En 2021, Mathilde reçoit le prix de la meilleure jeune dirigeante de la tech par le Club Ivy, composé d’entrepreneurs et de dirigeants de la tech en France. « Une marque de reconnaissance d’un travail d’équipe et un ego boost mais après il faut continuer ». Au début de l’aventure Farmitoo, certains sceptiques auraient pu la décourager : « Tu es jeune, tu es une femme et en plus, tu ne viens pas du secteur agricole… Bonne chance ! », lui lance-t-on alors. Mais rien n’arrête cette fonceuse qui cultive un optimisme à toute épreuve : « Dans chaque décision et chaque avancée, j’y vais si j’y crois ; je peux tout défoncer ». Les efforts payent. À l’été 2021, elle se prête à l’« exercice compliqué mais passionnant » de la levée de fonds pour montrer que son entreprise est significative dans l’AgTech, suivie par de nombreux recrutements dès septembre pour tripler puis quadrupler l’équipe en 6 mois. 

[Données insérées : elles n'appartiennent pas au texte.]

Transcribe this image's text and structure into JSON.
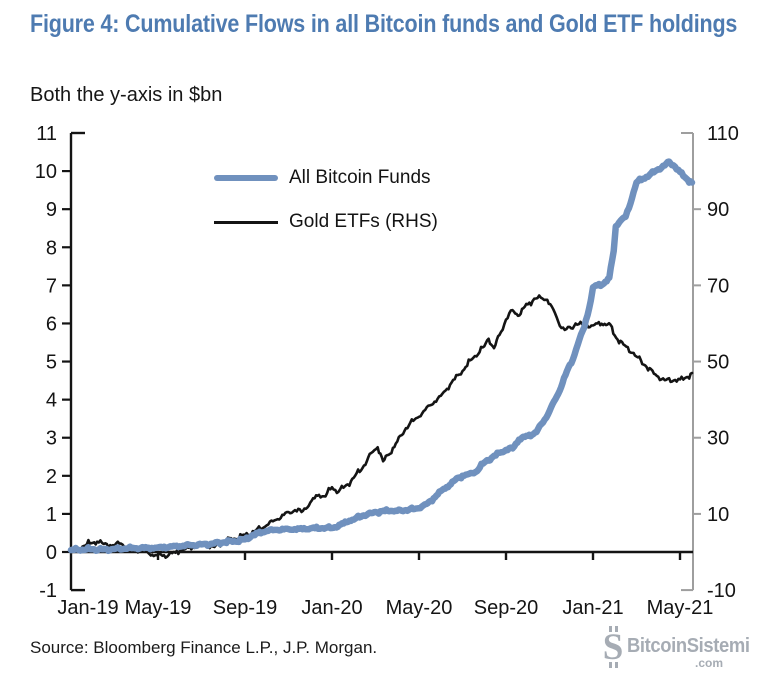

La confiance, l’ouverture d’esprit, la tolérance et la curiosité sont les pierres angulaires de la culture de son entreprise, présente dans 7 pays. « On a une super équipe de 80 personnes, avec 13 nationalités différentes. Beaucoup de diversité, d’origines et de cultures différentes donc. On est une vraie auberge espagnole ! », se réjouit Mathilde, très attentive aux valeurs des personnes qu’elle recrute. « Je n’étais pas habituée à travailler avec des Allemands, des Italiens, des Espagnols, des Néerlandais… On accepte que chaque personne est différente, notamment dans son mode de fonctionnement, et que malgré tout, on se rejoint sur nos valeurs. L’équipe apporte énormément et chacun fait un travail incroyable ! », s’exclame-t-elle.

« Il faut être reposé physiquement et psychologiquement pour prendre de bonnes décisions »

« On sait tous que c’est l’équipe qui va faire réussir Farmitoo. C’est impressionnant de voir à quel point les gens sont impliqués, ressentent un sentiment d’appartenance et s’entendent bien. Ça créé des amitiés », s’émeut Mathilde, qui veille à garder un bon équilibre entre sa vie professionnelle et personnelle. Pour se ressourcer, elle aime passer du temps avec son copain, sa famille ou ses amis, mais aussi faire du sport et du théâtre. Comme la nature, l’entrepreneuriat lui a enseigné la patience : « Monter et diriger une boîte est un engagement très fort, mais c’est surtout un marathon qui prend du temps et de l’énergie. On veille donc à prendre soin les uns des autres. »

Nourrir le projet

« Maintenant, il faut nourrir le projet, le structurer et le stabiliser. » Passé la peur de cette phase de développement et de structuration, Mathilde découvre le plaisir de cette étape « très différente et passionnante » : « Ce que je fais évolue énormément. Tous les 6 mois, je change de rôle, on lance de nouveaux projets. » L’entrepreneure souhaite continuer à déployer Farmitoo pour avoir plus d’impact dans le quotidien des agriculteurs. Son ambition d’ici 2025 ? Réussir le pari de la ferme du futur, équipée de drones et des capteurs. « On s’insère dans un projet de transition agricole pour fournir aux agriculteurs leur matériel, leur faire découvrir les nouvelles technologies et les accompagner pour produire mieux. »

« On ne peut pas avoir le contrôle de tout »

Aujourd’hui, des managers et head of aux compétences très spécifiques les accompagnent dans la stratégie. « C’est passionnant de faire venir de nouvelles compétences et expertises au sein de l’entreprise », commente la co-fondatrice. C’est le moment pour Mathilde et son co-CEO de « donner les clés à leurs équipes » et les responsabiliser. « On est là pour insuffler et partager une vision de la boîte, donner le cap en rappelant les objectifs. Mon rôle est aussi d’accompagner, de challenger les managers et de faire perdurer la culture d’entreprise en la transmettant à chacun. » Dans un écosystème qu’elle a créé autour d’une mission et de valeurs communes, Mathilde veut pérenniser l’aventure Farmitoo.